- Paharpur Location in Uttar Pradesh, India
- Coordinates: 27°09′23″N 79°13′24″E﻿ / ﻿27.15637°N 79.22334°E
- Country: India
- State: Uttar Pradesh
- District: Mainpuri
- Tehsil: Bhongaon

Area
- • Total: 4.881 km^{2} (1.885 sq mi)

Population (2011)
- • Total: 2,689
- • Density: 550.9/km^{2} (1,427/sq mi)
- Time zone: UTC+5:30 (IST)
- PIN: 206303

= Paharpur, Kishni =

Village in Uttar Pradesh, India

Paharpur is a village in Kishni block of Mainpuri district, Uttar Pradesh. As of 2011, it had a total population of 2,689, in 418 households.

== Demographics ==
As of 2011, Paharpur had a population of 2,689, in 418 households. This population was 52.0% male (1,398) and 48.0% female (1,291). The 0-6 age group numbered 545 (272 male and 273 female), or 20.3% of the total population. 829 residents were members of Scheduled Castes, or 30.1% of the total.

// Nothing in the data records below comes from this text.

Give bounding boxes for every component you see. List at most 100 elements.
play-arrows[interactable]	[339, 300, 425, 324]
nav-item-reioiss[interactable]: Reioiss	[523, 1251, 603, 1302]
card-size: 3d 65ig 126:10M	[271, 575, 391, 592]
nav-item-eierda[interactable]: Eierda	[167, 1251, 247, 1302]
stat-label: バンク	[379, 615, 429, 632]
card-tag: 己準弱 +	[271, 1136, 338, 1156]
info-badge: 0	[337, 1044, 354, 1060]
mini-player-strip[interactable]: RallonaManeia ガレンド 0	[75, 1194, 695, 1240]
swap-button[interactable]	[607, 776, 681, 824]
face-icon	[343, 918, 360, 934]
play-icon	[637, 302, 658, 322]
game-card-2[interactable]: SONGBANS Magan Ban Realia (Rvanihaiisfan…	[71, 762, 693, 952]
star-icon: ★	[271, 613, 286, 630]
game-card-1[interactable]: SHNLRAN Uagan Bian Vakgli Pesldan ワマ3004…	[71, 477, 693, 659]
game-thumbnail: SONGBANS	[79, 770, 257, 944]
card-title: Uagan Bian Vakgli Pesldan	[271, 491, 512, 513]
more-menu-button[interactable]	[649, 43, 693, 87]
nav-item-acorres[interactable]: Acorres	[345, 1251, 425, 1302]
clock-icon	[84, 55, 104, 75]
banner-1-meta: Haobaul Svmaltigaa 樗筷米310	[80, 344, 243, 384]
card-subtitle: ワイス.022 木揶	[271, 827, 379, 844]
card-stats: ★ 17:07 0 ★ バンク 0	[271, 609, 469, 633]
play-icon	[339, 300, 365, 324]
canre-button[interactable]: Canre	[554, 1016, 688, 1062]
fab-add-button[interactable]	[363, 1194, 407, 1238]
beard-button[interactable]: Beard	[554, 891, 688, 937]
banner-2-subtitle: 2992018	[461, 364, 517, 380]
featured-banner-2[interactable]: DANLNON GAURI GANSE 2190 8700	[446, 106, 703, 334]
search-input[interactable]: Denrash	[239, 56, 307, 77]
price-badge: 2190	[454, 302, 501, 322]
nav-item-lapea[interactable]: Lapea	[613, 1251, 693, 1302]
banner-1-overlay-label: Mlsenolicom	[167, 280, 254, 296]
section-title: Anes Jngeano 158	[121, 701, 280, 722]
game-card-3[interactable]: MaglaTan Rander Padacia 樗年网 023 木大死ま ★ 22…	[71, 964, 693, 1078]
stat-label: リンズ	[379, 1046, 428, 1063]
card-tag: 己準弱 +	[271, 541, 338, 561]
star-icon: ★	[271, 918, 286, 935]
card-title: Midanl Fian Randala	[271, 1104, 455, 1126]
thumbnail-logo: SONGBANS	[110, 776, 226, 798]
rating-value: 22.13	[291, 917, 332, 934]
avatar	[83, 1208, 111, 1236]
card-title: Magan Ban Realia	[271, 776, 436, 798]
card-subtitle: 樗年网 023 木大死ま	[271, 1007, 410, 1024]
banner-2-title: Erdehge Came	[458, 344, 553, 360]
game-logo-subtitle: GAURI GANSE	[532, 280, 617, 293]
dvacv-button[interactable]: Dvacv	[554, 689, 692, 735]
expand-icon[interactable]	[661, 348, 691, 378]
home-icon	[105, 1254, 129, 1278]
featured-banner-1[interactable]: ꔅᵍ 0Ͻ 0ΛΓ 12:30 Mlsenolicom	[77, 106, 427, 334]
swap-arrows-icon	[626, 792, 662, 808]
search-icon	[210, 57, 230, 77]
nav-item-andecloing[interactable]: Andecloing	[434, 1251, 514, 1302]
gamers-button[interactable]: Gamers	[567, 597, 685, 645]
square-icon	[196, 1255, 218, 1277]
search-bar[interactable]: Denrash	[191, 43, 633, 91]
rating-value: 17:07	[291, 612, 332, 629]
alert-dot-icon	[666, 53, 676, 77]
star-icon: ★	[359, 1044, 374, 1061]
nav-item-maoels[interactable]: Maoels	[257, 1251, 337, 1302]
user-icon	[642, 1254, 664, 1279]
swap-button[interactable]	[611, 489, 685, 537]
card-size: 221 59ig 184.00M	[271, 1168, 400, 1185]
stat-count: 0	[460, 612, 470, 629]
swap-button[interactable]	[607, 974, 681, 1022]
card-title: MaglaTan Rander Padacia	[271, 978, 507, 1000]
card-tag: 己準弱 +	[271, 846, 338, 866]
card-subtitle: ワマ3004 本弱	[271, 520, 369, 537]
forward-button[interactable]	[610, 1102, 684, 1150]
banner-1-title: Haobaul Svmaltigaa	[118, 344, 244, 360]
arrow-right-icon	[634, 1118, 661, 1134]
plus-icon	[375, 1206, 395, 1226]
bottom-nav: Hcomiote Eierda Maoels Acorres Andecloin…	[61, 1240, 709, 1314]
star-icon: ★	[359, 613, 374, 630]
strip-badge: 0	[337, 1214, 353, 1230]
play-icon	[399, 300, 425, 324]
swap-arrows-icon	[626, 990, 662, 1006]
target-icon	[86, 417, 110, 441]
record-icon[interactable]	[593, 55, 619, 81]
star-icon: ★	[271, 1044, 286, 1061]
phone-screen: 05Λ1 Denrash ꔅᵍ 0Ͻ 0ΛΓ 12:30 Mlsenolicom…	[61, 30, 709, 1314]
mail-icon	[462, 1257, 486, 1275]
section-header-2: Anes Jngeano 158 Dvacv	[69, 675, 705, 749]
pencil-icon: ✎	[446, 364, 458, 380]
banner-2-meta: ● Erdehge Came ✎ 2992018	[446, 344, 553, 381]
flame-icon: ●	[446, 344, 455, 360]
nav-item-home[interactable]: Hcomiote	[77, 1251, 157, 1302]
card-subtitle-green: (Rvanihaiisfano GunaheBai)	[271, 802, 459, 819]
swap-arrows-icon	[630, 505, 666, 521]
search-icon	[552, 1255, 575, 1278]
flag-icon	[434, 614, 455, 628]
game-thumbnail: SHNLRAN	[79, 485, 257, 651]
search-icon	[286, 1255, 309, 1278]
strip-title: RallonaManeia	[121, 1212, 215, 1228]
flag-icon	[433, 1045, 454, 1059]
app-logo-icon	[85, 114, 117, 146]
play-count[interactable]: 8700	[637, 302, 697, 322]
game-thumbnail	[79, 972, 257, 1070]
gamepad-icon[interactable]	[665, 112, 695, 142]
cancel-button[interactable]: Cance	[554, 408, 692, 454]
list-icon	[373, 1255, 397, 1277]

The 1981 census recorded Paharpur as having a population of 1,437 people, in 268 households.

The 1961 census recorded Paharpur as comprising 5 hamlets, with a total population of 998 people (530 male and 468 female), in 180 households and 155 physical houses. The area of the village was given as 1,225 acres.

== Infrastructure ==
As of 2011, Paharpur had 1 primary school; it did not have any healthcare facilities. Drinking water was provided by hand pump and tube well; there were no public toilets. The village had a post office but no public library; there was at least some access to electricity for all purposes. Streets were made of both kachcha and pakka materials.